Barack Obama has a lead in pledged delegates and in all likelihood will end the primaries with more voter-determined delegates than Hillary Clinton. He's picking up superdelegates at a quicker pace than Clinton. He's ahead in the popular vote. Yet.....If one looks at the recent media coverage and the latest polls, it's hard not to wonder if Obama is losing altitude--and doing so at a dangerous rate. The media narrative of the race in the past month has been dominated by Wright and Bittergate. Do voters care about this stuff? Pundits and analysts argue--and wonder--about this. It's hard to tell how much of a connection exists between what appears on cable news shows--which only a few million Americans watch each night--and how voters view politics and render decisions.

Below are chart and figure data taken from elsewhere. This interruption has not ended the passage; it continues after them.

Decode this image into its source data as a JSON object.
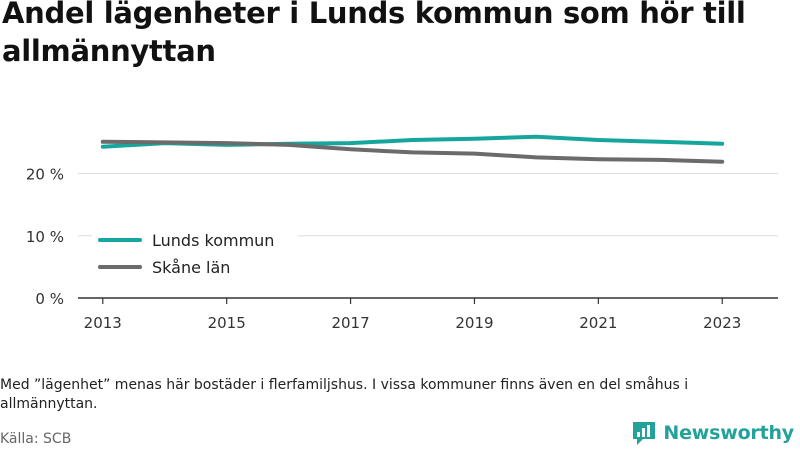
{
  "title": "Andel lägenheter i Lunds kommun som hör till allmännyttan",
  "note": "Med ”lägenhet” menas här bostäder i flerfamiljshus. I vissa kommuner finns även en del småhus i allmännyttan.",
  "source": "Källa: SCB",
  "brand": {
    "name": "Newsworthy",
    "icon": "newsworthy-logo-icon",
    "color": "#23a29a"
  },
  "chart_data": {
    "type": "line",
    "x": [
      2013,
      2014,
      2015,
      2016,
      2017,
      2018,
      2019,
      2020,
      2021,
      2022,
      2023
    ],
    "x_ticks": [
      2013,
      2015,
      2017,
      2019,
      2021,
      2023
    ],
    "x_tick_labels": [
      "2013",
      "2015",
      "2017",
      "2019",
      "2021",
      "2023"
    ],
    "y_ticks": [
      0,
      10,
      20
    ],
    "y_tick_labels": [
      "0 %",
      "10 %",
      "20 %"
    ],
    "ylim": [
      0,
      27
    ],
    "grid": true,
    "legend_position": "left",
    "series": [
      {
        "name": "Lunds kommun",
        "color": "#17a69d",
        "values": [
          24.3,
          24.9,
          24.6,
          24.8,
          24.9,
          25.4,
          25.6,
          25.9,
          25.4,
          25.1,
          24.8
        ]
      },
      {
        "name": "Skåne län",
        "color": "#6b6b6b",
        "values": [
          25.1,
          25.0,
          24.9,
          24.6,
          23.9,
          23.4,
          23.2,
          22.6,
          22.3,
          22.2,
          21.9
        ]
      }
    ]
  }
}
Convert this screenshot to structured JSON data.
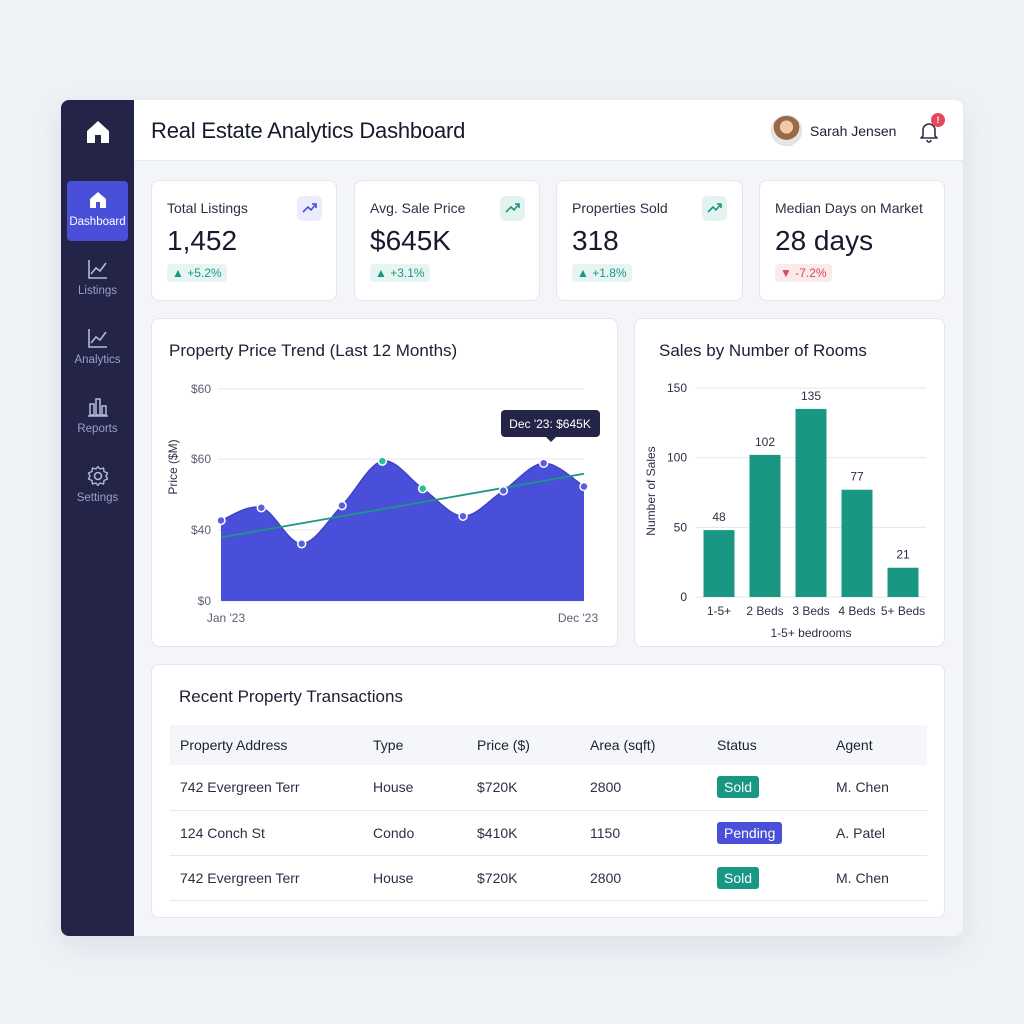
{
  "header": {
    "title": "Real Estate Analytics Dashboard",
    "user_name": "Sarah Jensen",
    "notification_count": "!"
  },
  "sidebar": {
    "items": [
      {
        "label": "Dashboard",
        "icon": "home-icon",
        "active": true
      },
      {
        "label": "Listings",
        "icon": "chart-line-icon",
        "active": false
      },
      {
        "label": "Analytics",
        "icon": "chart-line-icon",
        "active": false
      },
      {
        "label": "Reports",
        "icon": "bar-chart-icon",
        "active": false
      },
      {
        "label": "Settings",
        "icon": "gear-icon",
        "active": false
      }
    ]
  },
  "stats": [
    {
      "label": "Total Listings",
      "value": "1,452",
      "change": "▲ +5.2%",
      "direction": "up"
    },
    {
      "label": "Avg. Sale Price",
      "value": "$645K",
      "change": "▲ +3.1%",
      "direction": "up"
    },
    {
      "label": "Properties Sold",
      "value": "318",
      "change": "▲ +1.8%",
      "direction": "up"
    },
    {
      "label": "Median Days on Market",
      "value": "28 days",
      "change": "▼ -7.2%",
      "direction": "down"
    }
  ],
  "chart_data": [
    {
      "type": "area",
      "title": "Property Price Trend (Last 12 Months)",
      "ylabel": "Price ($M)",
      "x_tick_labels": [
        "Jan '23",
        "Dec '23"
      ],
      "y_tick_labels": [
        "$0",
        "$40",
        "$60",
        "$60"
      ],
      "points": [
        38,
        44,
        27,
        45,
        66,
        53,
        40,
        52,
        65,
        54
      ],
      "trendline": [
        30,
        60
      ],
      "ylim": [
        0,
        100
      ],
      "tooltip": "Dec '23: $645K",
      "colors": {
        "fill": "#4a4fd9",
        "trend": "#1a9783"
      }
    },
    {
      "type": "bar",
      "title": "Sales by Number of Rooms",
      "ylabel": "Number of Sales",
      "xlabel": "1-5+ bedrooms",
      "categories": [
        "1-5+",
        "2 Beds",
        "3 Beds",
        "4 Beds",
        "5+ Beds"
      ],
      "values": [
        48,
        102,
        135,
        77,
        21
      ],
      "y_ticks": [
        0,
        50,
        100,
        150
      ],
      "ylim": [
        0,
        150
      ],
      "colors": {
        "bar": "#1a9783"
      }
    }
  ],
  "transactions": {
    "title": "Recent Property Transactions",
    "columns": [
      "Property Address",
      "Type",
      "Price ($)",
      "Area (sqft)",
      "Status",
      "Agent"
    ],
    "rows": [
      {
        "address": "742 Evergreen Terr",
        "type": "House",
        "price": "$720K",
        "area": "2800",
        "status": "Sold",
        "agent": "M. Chen"
      },
      {
        "address": "124 Conch St",
        "type": "Condo",
        "price": "$410K",
        "area": "1150",
        "status": "Pending",
        "agent": "A. Patel"
      },
      {
        "address": "742 Evergreen Terr",
        "type": "House",
        "price": "$720K",
        "area": "2800",
        "status": "Sold",
        "agent": "M. Chen"
      }
    ]
  }
}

As for the polls, it's always perilous to pay too much attention to them. But the latest polling data from both North Carolina and Indiana all point in a direction troubling for Obama. In early April in North Carolina, he led Clinton by 10 to 23 points in various surveys. Now, he has a 7-point edge. In Indiana, three recent polls have Clinton ahead by 5, 8, and 9 points.
Could Obama be sinking? Does he need a game-changer after the Wright to-do and the bitter "bitter" fuss? For political analysts, it is always tempting to overreact. That's what pundits and commentators do. It makes for better columns and better TV. Perhaps he'll do fine in North Carolina and Indiana, with voters in these states embracing him for the same reasons millions of Democrats elsewhere have done. But what if Obama truly is slipping and manages only to limp across the finish line? That's obviously what Clinton and her crew are betting on. And such an end to the primaries could lead to protracted political warfare within the Democratic Party. One question is, what can she really do if he ends up with more pledged delegates? But the flip side is, can he keep hope alive if he closes weakly?